The Rüsch Polyflex Stent Kit consists of a medical silicone supported by a polyester core along with the components required to insert the device into the human body. These components consist of the Introducer Sleeve, the Stent Loader, Soft Positioner, and Blue Stopper.
This document is a 510(k) summary for the Rusch Polyflex Stent Kit. It details the device's description, intended use, and claims of substantial equivalence to predicate devices, but it does not contain information about acceptance criteria or a study proving the device meets acceptance criteria.
The 510(k) process is a premarket notification to the FDA to demonstrate that the device to be marketed is at least as safe and effective, that is, substantially equivalent, to a legally marketed device (predicate device). It typically does not involve new clinical studies to establish acceptance criteria or device performance against those criteria in the way a PMA submission might.

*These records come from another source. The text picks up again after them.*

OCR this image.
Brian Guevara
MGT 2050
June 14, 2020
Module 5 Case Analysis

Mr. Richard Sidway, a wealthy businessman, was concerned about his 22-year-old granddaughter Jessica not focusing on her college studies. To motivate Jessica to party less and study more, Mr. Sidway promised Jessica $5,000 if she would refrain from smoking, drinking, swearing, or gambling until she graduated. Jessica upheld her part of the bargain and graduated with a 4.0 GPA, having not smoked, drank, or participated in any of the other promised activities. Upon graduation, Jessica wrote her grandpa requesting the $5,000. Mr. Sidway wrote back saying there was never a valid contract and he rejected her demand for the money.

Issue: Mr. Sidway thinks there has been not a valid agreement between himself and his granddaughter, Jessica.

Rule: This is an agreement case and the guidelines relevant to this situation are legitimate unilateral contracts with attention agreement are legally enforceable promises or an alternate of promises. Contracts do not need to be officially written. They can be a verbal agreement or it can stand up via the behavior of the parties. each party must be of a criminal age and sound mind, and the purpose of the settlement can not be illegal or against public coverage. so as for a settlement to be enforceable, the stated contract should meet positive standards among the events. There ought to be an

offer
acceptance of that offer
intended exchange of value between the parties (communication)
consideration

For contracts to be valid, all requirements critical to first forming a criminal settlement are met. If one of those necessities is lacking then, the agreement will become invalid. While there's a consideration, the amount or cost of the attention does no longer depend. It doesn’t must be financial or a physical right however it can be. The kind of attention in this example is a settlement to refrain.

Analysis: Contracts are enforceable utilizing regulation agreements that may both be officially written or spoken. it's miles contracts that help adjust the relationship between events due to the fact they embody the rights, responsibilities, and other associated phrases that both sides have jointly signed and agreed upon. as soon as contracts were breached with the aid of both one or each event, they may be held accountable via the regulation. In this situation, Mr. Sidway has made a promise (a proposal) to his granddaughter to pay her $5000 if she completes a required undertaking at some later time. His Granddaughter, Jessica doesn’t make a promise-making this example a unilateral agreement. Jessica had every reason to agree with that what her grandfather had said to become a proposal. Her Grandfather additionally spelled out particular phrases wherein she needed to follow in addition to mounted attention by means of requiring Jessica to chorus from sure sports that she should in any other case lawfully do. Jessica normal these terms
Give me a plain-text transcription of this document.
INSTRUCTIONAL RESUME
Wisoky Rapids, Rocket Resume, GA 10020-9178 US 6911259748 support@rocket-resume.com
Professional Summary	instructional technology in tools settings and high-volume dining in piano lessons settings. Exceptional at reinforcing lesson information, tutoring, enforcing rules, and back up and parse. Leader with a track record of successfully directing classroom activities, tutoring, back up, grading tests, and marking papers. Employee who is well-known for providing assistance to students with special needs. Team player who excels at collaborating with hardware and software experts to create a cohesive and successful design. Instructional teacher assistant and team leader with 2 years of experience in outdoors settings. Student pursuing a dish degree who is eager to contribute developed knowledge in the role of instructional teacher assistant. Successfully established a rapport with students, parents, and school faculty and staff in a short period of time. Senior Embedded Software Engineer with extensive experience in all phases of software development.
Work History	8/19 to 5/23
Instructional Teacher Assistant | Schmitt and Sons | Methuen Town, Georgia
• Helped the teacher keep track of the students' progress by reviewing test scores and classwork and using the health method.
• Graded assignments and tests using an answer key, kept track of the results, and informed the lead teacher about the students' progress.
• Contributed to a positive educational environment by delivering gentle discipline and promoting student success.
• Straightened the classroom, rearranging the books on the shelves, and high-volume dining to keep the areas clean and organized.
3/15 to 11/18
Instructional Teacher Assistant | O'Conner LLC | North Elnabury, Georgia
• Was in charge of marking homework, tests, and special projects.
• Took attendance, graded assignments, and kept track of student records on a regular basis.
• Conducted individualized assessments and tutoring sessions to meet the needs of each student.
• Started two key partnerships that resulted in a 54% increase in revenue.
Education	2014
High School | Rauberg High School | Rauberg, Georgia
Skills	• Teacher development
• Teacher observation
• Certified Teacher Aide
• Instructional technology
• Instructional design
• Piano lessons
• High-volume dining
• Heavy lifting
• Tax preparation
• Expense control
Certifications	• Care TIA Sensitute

Therefore, I cannot provide the requested information from the given text.
If this were a PMA or a different type of submission that included performance data, I would look for sections detailing:
- Acceptance Criteria: Often expressed as performance targets (e.g., sensitivity, specificity, accuracy, or specific clinical outcomes).
- Study Design: Information on clinical trials, their methodology, endpoints, and statistical analysis.
- Results: The reported performance of the device against the defined criteria.
Since this information is not present in the provided 510(k) summary, I can only state that it is not available here.